When I moved away to college, I had the opportunity to expand — and hopefully improve — my pet ownership resume. In the dorms, I started with a simple betta fish, who, to my great horror, leapt from his overfilled bowl to a non-watery grave in my clothing hamper in the middle of the night. Unfettered by the university’s pet policy, my roommates and I fostered Chamois, a joyful, 12-year-old cocker spaniel from Columbia Second Chance the following year. The year after that, I moved in with a new roommate who brought his demon kitten, Lando (Catrissian), along with him. It suffices to say that after two years living with that biting, scratching, darting beast, I am not a cat person. But there was also a vacancy.
I perused the pet stores at length trying to determine which pets best suited my personality and lifestyle (my apartment does not allow dogs, otherwise it would have been a no-brainer). The fish didn’t impress, and I’d had my fill of small rodents and screeching birds when I was younger. Ultimately I was drawn to the reptile section, and, after debating the respective merits of Chinese Water Dragons and Leopard Geckos, a store employee showed me the Pacman frog (Ceratophrys cranwelli). As you would imagine, it was the typical story of Boy Meets Frog, and I bought him along with all the supplies on the checklist that night.

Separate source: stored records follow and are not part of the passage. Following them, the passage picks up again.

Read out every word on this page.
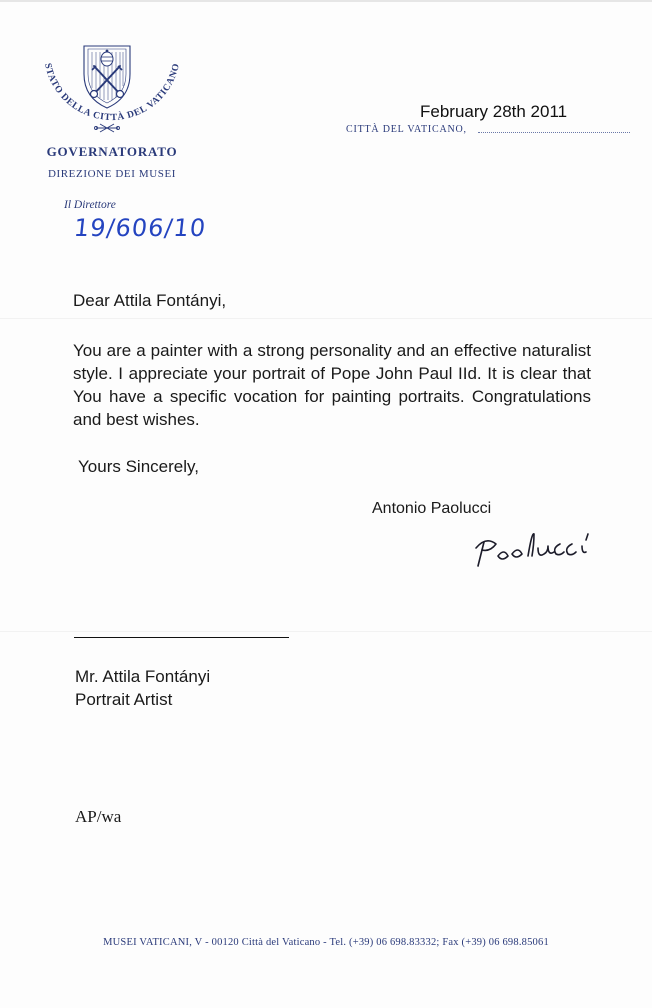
STATO DELLA CITTÀ DEL VATICANO
GOVERNATORATO
DIREZIONE DEI MUSEI
Il Direttore
19/606/10
February 28th 2011
CITTÀ DEL VATICANO,
Dear Attila Fontányi,
You are a painter with a strong personality and an effective naturalist style. I appreciate your portrait of Pope John Paul IId. It is clear that You have a specific vocation for painting portraits. Congratulations and best wishes.
Yours Sincerely,
Antonio Paolucci
Mr. Attila Fontányi
Portrait Artist
AP/wa
MUSEI VATICANI, V - 00120 Città del Vaticano - Tel. (+39) 06 698.83332; Fax (+39) 06 698.85061
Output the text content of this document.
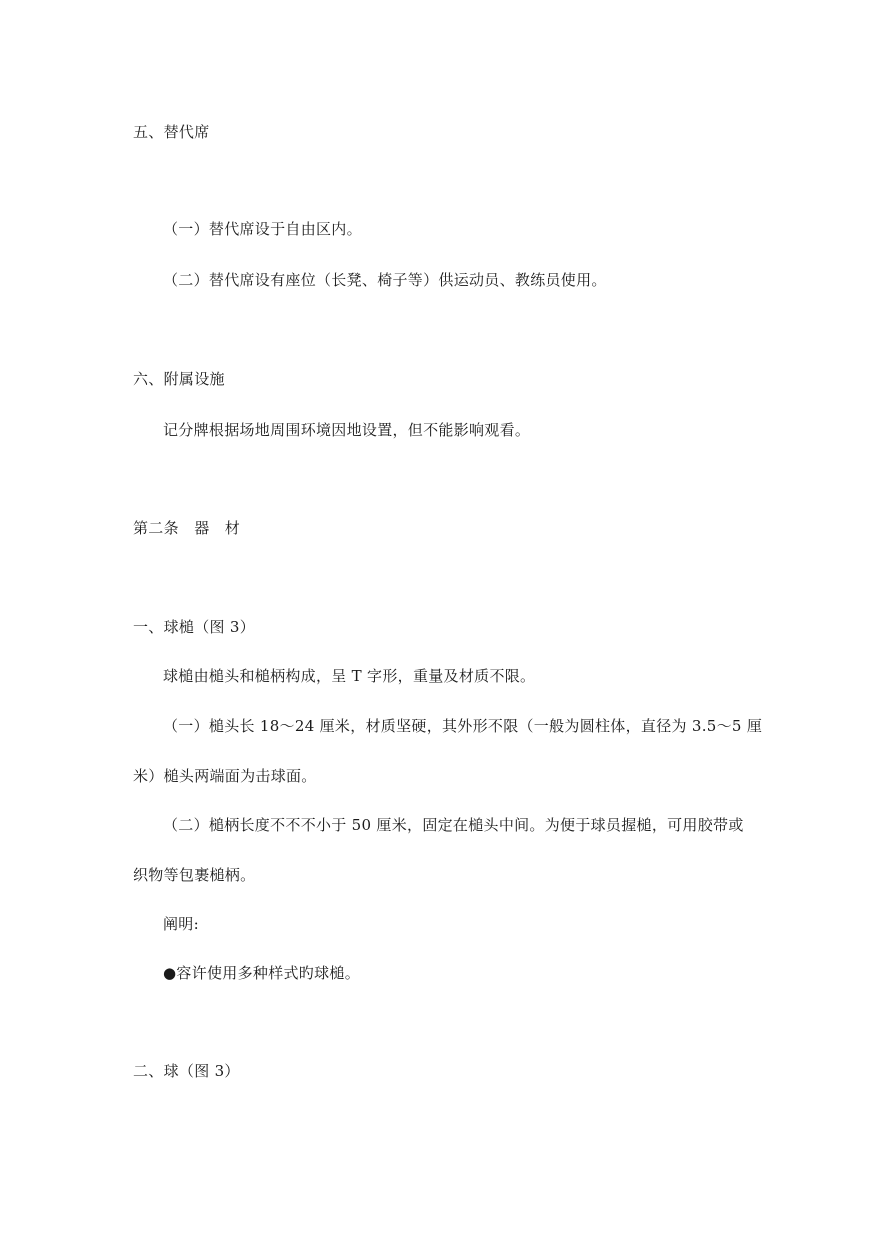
五、替代席
（一）替代席设于自由区内。
（二）替代席设有座位（长凳、椅子等）供运动员、教练员使用。
六、附属设施
记分牌根据场地周围环境因地设置，但不能影响观看。
第二条　器　材
一、球槌（图 3）
球槌由槌头和槌柄构成，呈 T 字形，重量及材质不限。
（一）槌头长 18～24 厘米，材质坚硬，其外形不限（一般为圆柱体，直径为 3.5～5 厘
米）槌头两端面为击球面。
（二）槌柄长度不不不小于 50 厘米，固定在槌头中间。为便于球员握槌，可用胶带或
织物等包裹槌柄。
阐明:
●容许使用多种样式旳球槌。
二、球（图 3）
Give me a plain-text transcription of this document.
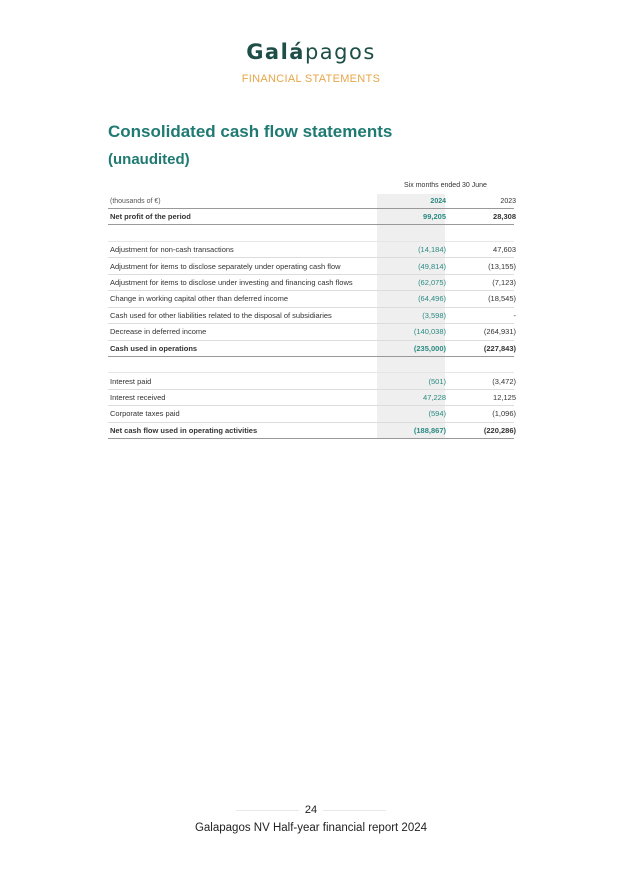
Galápagos
FINANCIAL STATEMENTS
Consolidated cash flow statements
(unaudited)
Six months ended 30 June
(thousands of €)	2024	2023
Net profit of the period	99,205	28,308
Adjustment for non-cash transactions	(14,184)	47,603
Adjustment for items to disclose separately under operating cash flow	(49,814)	(13,155)
Adjustment for items to disclose under investing and financing cash flows	(62,075)	(7,123)
Change in working capital other than deferred income	(64,496)	(18,545)
Cash used for other liabilities related to the disposal of subsidiaries	(3,598)	-
Decrease in deferred income	(140,038)	(264,931)
Cash used in operations	(235,000)	(227,843)
Interest paid	(501)	(3,472)
Interest received	47,228	12,125
Corporate taxes paid	(594)	(1,096)
Net cash flow used in operating activities	(188,867)	(220,286)
24
Galapagos NV Half-year financial report 2024
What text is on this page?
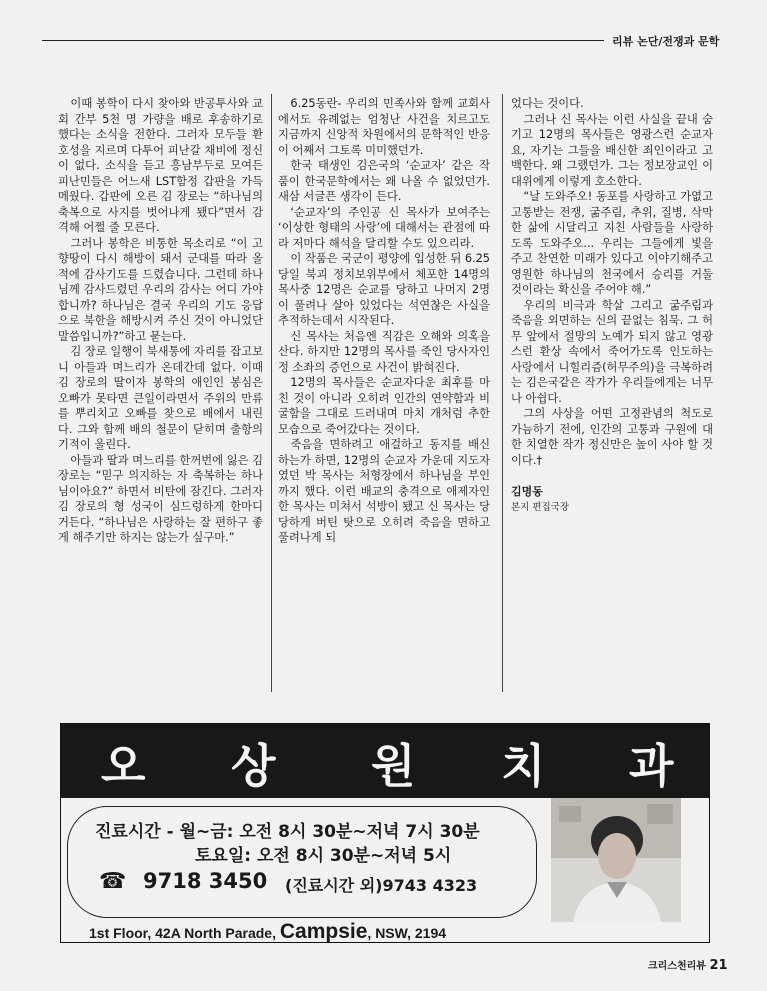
리뷰 논단/전쟁과 문학

이때 봉학이 다시 찾아와 반공투사와 교회 간부 5천 명 가량을 배로 후송하기로 했다는 소식을 전한다. 그러자 모두들 환호성을 지르며 다투어 피난갈 채비에 정신이 없다. 소식을 듣고 흥남부두로 모여든 피난민들은 어느새 LST함정 갑판을 가득 메웠다. 갑판에 오른 김 장로는 “하나님의 축복으로 사지를 벗어나게 됐다”면서 감격해 어쩔 줄 모른다.

그러나 봉학은 비통한 목소리로 “이 고향땅이 다시 해방이 돼서 군대를 따라 올적에 감사기도를 드렸습니다. 그런데 하나님께 감사드렸던 우리의 감사는 어디 가야합니까? 하나님은 결국 우리의 기도 응답으로 북한을 해방시켜 주신 것이 아니었단 말씀입니까?”하고 묻는다.

김 장로 일행이 북새통에 자리를 잡고보니 아들과 며느리가 온데간데 없다. 이때 김 장로의 딸이자 봉학의 애인인 봉심은 오빠가 못타면 큰일이라면서 주위의 만류를 뿌리치고 오빠를 찾으로 배에서 내린다. 그와 함께 배의 철문이 닫히며 출항의 기적이 울린다.

아들과 딸과 며느리를 한꺼번에 잃은 김 장로는 “믿구 의지하는 자 축복하는 하나님이아요?” 하면서 비탄에 잠긴다. 그러자 김 장로의 형 성국이 심드렁하게 한마디 거든다. “하나님은 사랑하는 잘 편하구 좋게 해주기만 하지는 않는가 싶구마.”

6.25동란- 우리의 민족사와 함께 교회사에서도 유례없는 엄청난 사건을 치르고도 지금까지 신앙적 차원에서의 문학적인 반응이 어째서 그토록 미미했던가.

한국 태생인 김은국의 ‘순교자’ 같은 작품이 한국문학에서는 왜 나올 수 없었던가. 새삼 서글픈 생각이 든다.

‘순교자’의 주인공 신 목사가 보여주는 ‘이상한 형태의 사랑’에 대해서는 관점에 따라 저마다 해석을 달리할 수도 있으리라.

이 작품은 국군이 평양에 입성한 뒤 6.25당일 북괴 정치보위부에서 체포한 14명의 목사중 12명은 순교를 당하고 나머지 2명이 풀려나 살아 있었다는 석연찮은 사실을 추적하는데서 시작된다.

신 목사는 처음엔 직감은 오해와 의혹을 산다. 하지만 12명의 목사를 죽인 당사자인 정 소좌의 증언으로 사건이 밝혀진다.

12명의 목사들은 순교자다운 최후를 마친 것이 아니라 오히려 인간의 연약함과 비굴함을 그대로 드러내며 마치 개처럼 추한 모습으로 죽어갔다는 것이다.

죽음을 면하려고 애걸하고 동지를 배신하는가 하면, 12명의 순교자 가운데 지도자였던 박 목사는 처형장에서 하나님을 부인까지 했다. 이런 배교의 충격으로 애제자인 한 목사는 미쳐서 석방이 됐고 신 목사는 당당하게 버틴 탓으로 오히려 죽음을 면하고 풀려나게 되

었다는 것이다.

그러나 신 목사는 이런 사실을 끝내 숨기고 12명의 목사들은 영광스런 순교자요, 자기는 그들을 배신한 죄인이라고 고백한다. 왜 그랬던가. 그는 정보장교인 이 대위에게 이렇게 호소한다.

“날 도와주오! 동포를 사랑하고 가엾고 고통받는 전쟁, 굶주림, 추위, 질병, 삭막한 삶에 시달리고 지친 사람들을 사랑하도록 도와주오... 우리는 그들에게 빛을 주고 찬연한 미래가 있다고 이야기해주고 영원한 하나님의 천국에서 승리를 거둘 것이라는 확신을 주어야 해.”

우리의 비극과 학살 그리고 굶주림과 죽음을 외면하는 신의 끝없는 침묵. 그 허무 앞에서 절망의 노예가 되지 않고 영광스런 환상 속에서 죽어가도록 인도하는 사랑에서 니힐리즘(허무주의)을 극복하려는 김은국같은 작가가 우리들에게는 너무나 아쉽다.

그의 사상을 어떤 고정관념의 척도로 가늠하기 전에, 인간의 고통과 구원에 대한 치열한 작가 정신만은 높이 사야 할 것이다.†

김명동

본지 편집국장

오 상 원 치 과
진료시간 - 월~금: 오전 8시 30분~저녁 7시 30분
토요일: 오전 8시 30분~저녁 5시
☎ 9718 3450 (진료시간 외)9743 4323
1st Floor, 42A North Parade, Campsie, NSW, 2194
크리스천리뷰 21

It took a couple days to name him Ignatius (after Ignatius J. Reilly, the protagonist in A Confederacy of Dunces, as they both have a tendency toward corpulence), but it took even longer to get The Great Glutton of the Argentine to eat. He had taken to hiding deep in the coconut fiber lining his tank for the entire day, and he wouldn’t rise to eat or drink without coercion. As it turns out, this is the frog’s natural response to suboptimal living conditions — too cold, too dry, etc. In a panic, I hopped (pun intended) on the internet and googled the various problems I was having. A few back-and-forths later on a forum devoted to pet frogs, and Ignatius is back to being a happy, not-so-little gourmand.
Even though frogs might not be for you, here are a tips I learned from my experience you can apply to your own pet purchase:
1. Always research your prospective pet purchase before you buy, particularly if it’s a bit on the exotic side.
2. Once you’ve made your decision, set up your pet’s home before you bring it home so you can create perfect conditions without stressing out your new animal right off the bat.
3. Make sure to ask the pet care associate wherever you buy your pet about the animal’s feeding habits. I tried three different food items for my frog before finally finding his preferred prey. Just because many Pacman frogs will eat a certain type of food doesn’t mean all will, just like humans.
4. Investigate the practical side of keeping any given animal. Life expectancy is a very important factor to consider because many pets live for a very long time. If you are the type of person who becomes bored quickly, it would be cruel to select a pet that requires a lot of attention or has a lifespan of several years or longer. You should also be sure that you can fit proper pet care into your budget. Beyond the initial purchase price, many animals require supplements, expensive food or new and bigger homes as they grow.